Corporations must no longer be persons
The emphasis on freedom as our top priority reflects a vision of economic actors as adult, able-bodied individuals unencumbered by responsibility for others. Professor Glaeser happily quotes Adam Smith: “Every man is, no doubt, by nature, first and principally recommended to his own care.” True for men perhaps, but not for babies, boys or girls.
We humans experience periods of dependency at the beginning of our lives that largely determine our access to resources – including the development of our own human capital – as adults. We remain subject to unexpected illness, disability, unemployment, accident and assault as adults, and if we survive these, we eventually become dependent on others in old age.
Individual freedom doesn’t necessarily conflict with the care of those we love, because love itself shapes our preferences, our utility functions. We often freely choose to sacrifice for others.
But preferences alone don’t provide a secure basis for the care of dependents. That’s partly why societies develop concepts of social responsibility and legal obligation that often infringe on individual freedom. ...
Many economists who prioritize freedom feel that corporations in the United States have no responsibility to help create jobs for American workers, regardless of the rate of unemployment. They admire Milton Friedman, who emphasized more than 40 years ago that the only social responsibility of business is to increase its profits.
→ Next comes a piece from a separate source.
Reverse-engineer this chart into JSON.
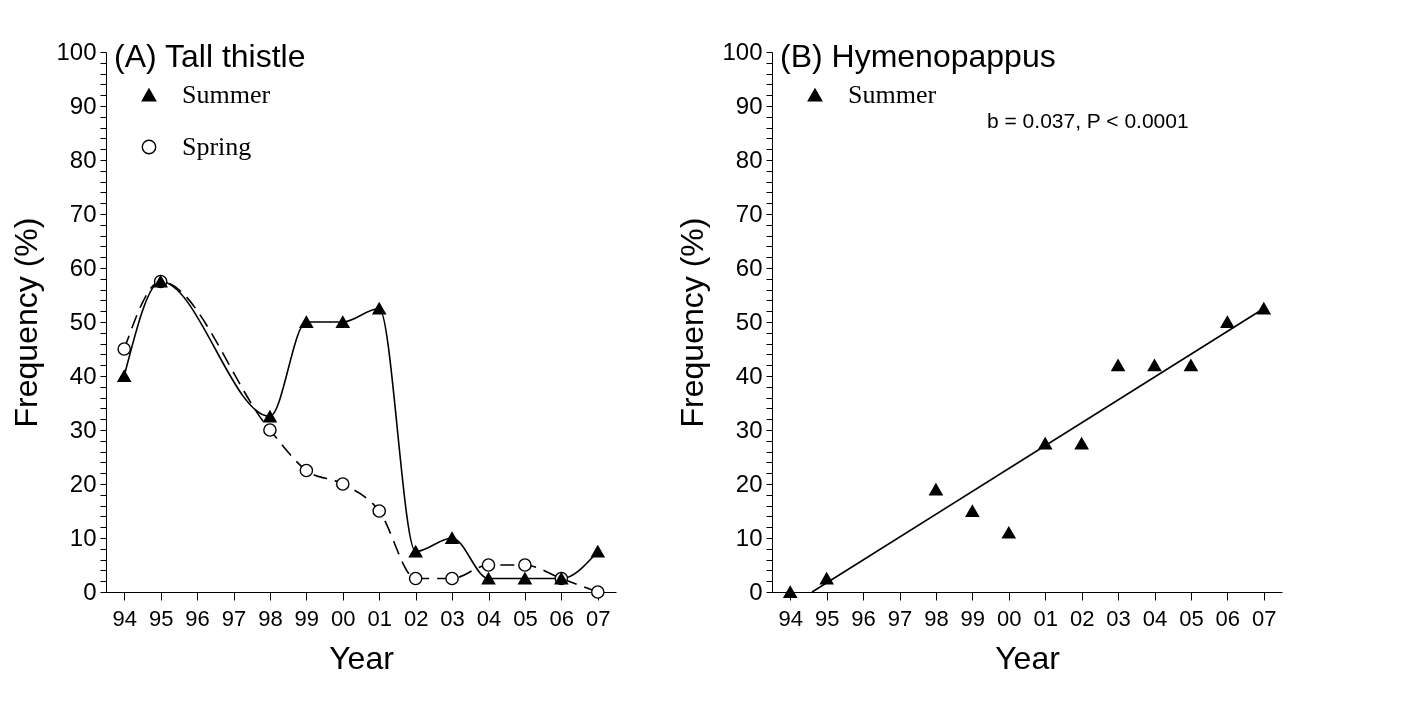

... Many large corporations want to be free of us and have already moved out. They are angling for a no-fault divorce, with no child support or alimony. They don’t want to help pay for our education, our health or our retirement, and with offshore production and clever tax shelters, they won’t have to.
Their hearts are weak, and ours may soon be broken.
Except "large corporations" don't have "weak hearts." They don't have hearts at all.